Question

Define electromotive force of a cell.

Hint:

Remember the measurement rule: Open-circuit voltmeter reading at the terminals gives emf (\(I=0 $\Rightarrow$ V_{\text{terminal}}=\mathcal{E}\)). Under load, use \(V_{\text{terminal}}=\mathcal{E}-Ir\).

Answer 1

Core definition.
The electromotive force (emf) \(\mathcal{E}\) of a cell is the work done by the cell's non-electrostatic (chemical) forces in moving unit positive charge once around the entire circuit (including the cell's interior).
Mathematically, \[ \mathcal{E} = \frac{W}{Q} \] where \(W\) is the work performed by the cell on charge \(Q\).
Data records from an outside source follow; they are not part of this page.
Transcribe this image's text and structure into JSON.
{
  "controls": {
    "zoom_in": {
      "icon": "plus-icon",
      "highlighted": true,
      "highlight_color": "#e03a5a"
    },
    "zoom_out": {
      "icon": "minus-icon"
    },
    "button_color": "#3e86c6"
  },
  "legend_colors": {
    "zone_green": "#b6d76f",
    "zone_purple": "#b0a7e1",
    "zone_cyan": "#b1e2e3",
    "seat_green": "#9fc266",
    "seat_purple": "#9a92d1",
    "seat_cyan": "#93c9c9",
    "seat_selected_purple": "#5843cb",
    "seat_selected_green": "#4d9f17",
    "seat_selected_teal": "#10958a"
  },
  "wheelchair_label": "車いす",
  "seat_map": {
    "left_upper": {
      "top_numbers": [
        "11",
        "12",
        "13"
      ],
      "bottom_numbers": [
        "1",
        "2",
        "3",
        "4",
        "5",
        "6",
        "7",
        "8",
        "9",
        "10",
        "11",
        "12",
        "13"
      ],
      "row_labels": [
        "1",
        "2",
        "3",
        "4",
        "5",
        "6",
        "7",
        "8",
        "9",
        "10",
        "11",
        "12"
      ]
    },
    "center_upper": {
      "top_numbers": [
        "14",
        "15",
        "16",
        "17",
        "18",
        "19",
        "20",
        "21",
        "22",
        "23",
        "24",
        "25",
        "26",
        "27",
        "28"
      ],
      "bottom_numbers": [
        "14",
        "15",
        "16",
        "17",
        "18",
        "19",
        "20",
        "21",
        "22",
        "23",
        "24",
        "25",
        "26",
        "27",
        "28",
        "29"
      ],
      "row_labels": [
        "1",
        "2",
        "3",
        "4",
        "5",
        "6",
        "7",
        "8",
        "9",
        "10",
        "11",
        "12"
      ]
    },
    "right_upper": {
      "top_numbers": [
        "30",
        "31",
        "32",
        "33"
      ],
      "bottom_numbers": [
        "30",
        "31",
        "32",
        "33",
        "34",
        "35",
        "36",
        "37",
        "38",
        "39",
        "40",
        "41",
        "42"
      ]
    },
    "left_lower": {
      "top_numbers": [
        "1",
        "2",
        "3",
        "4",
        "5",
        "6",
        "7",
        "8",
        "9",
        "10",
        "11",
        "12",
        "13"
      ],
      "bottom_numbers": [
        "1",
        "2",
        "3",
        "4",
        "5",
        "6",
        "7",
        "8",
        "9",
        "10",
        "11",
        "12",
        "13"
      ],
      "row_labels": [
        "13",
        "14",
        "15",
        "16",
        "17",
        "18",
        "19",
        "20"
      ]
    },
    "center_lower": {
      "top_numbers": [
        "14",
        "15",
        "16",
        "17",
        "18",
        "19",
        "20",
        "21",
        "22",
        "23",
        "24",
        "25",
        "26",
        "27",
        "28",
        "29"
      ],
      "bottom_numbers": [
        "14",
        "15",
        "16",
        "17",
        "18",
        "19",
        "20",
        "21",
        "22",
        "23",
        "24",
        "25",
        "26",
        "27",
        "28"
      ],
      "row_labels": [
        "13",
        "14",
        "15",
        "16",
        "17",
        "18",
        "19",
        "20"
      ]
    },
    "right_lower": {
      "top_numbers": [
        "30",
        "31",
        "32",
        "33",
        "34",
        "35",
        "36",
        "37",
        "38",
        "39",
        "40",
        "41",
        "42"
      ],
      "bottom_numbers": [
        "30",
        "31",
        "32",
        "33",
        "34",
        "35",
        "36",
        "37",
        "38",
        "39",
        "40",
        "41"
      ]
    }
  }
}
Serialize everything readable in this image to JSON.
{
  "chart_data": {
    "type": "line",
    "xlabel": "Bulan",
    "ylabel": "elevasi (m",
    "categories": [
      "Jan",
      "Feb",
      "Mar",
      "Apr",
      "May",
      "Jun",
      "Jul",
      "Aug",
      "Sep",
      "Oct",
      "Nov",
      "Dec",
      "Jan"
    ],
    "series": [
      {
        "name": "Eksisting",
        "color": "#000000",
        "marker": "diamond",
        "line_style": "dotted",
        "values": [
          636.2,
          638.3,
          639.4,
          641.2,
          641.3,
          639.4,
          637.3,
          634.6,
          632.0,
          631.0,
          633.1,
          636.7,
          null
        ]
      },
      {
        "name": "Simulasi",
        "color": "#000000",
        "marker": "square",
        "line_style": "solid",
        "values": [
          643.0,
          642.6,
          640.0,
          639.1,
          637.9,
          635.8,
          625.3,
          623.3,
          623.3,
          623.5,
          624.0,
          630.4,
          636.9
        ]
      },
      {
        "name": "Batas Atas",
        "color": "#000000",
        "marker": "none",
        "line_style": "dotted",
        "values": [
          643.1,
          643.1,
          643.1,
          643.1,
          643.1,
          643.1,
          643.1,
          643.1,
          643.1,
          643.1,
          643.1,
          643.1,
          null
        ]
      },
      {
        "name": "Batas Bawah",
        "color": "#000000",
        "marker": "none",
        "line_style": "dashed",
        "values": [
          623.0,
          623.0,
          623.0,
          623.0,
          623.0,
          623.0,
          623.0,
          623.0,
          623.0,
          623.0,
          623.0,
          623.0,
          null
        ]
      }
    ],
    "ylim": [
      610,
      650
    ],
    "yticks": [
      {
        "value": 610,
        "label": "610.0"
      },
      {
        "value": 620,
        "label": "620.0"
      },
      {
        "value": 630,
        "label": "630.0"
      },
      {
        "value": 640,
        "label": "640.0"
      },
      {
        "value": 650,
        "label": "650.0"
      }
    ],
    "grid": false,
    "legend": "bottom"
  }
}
Its SI unit is the volt (V) \((= \text{J·C}^{-1})\).
Physical interpretation.
Inside the cell, chemical reactions separate charges against the internal electric field. This "source" work per unit charge is the emf. When no current flows (open circuit), the terminal potential difference equals \(\mathcal{E}\).
Circuit relation (with internal resistance).
If the cell has internal resistance \(r\) and supplies a current \(I\) to an external circuit of resistance \(R\), then the terminal voltage is \[ V_{\text{terminal}} = \mathcal{E} - I r $\Rightarrow$ \mathcal{E} = IR + Ir = I(R+r). \] Thus \(\mathcal{E}\) represents the "total available push" per unit charge; a portion \(Ir\) is lost inside the cell.
Integral form (general).
More generally, for any source, \[ \mathcal{E} = \oint \frac{\vec{f}_{\text{non-elec}}}{q}\cdot d\vec{\ell}, \] the line integral of the non-electrostatic force per unit charge around the loop (chemical, mechanical, photovoltaic, etc.).
Key properties.
\(\mathcal{E}\) is independent of load in the ideal (no internal resistance) case; real cells show a drop in terminal voltage under load due to \(r\).
Dimensions: \([\mathcal{E}] = \text{J·C}^{-1} = \text{kg·m}^2\text{·s}^{-3}\text{·A}^{-1}\) (volt).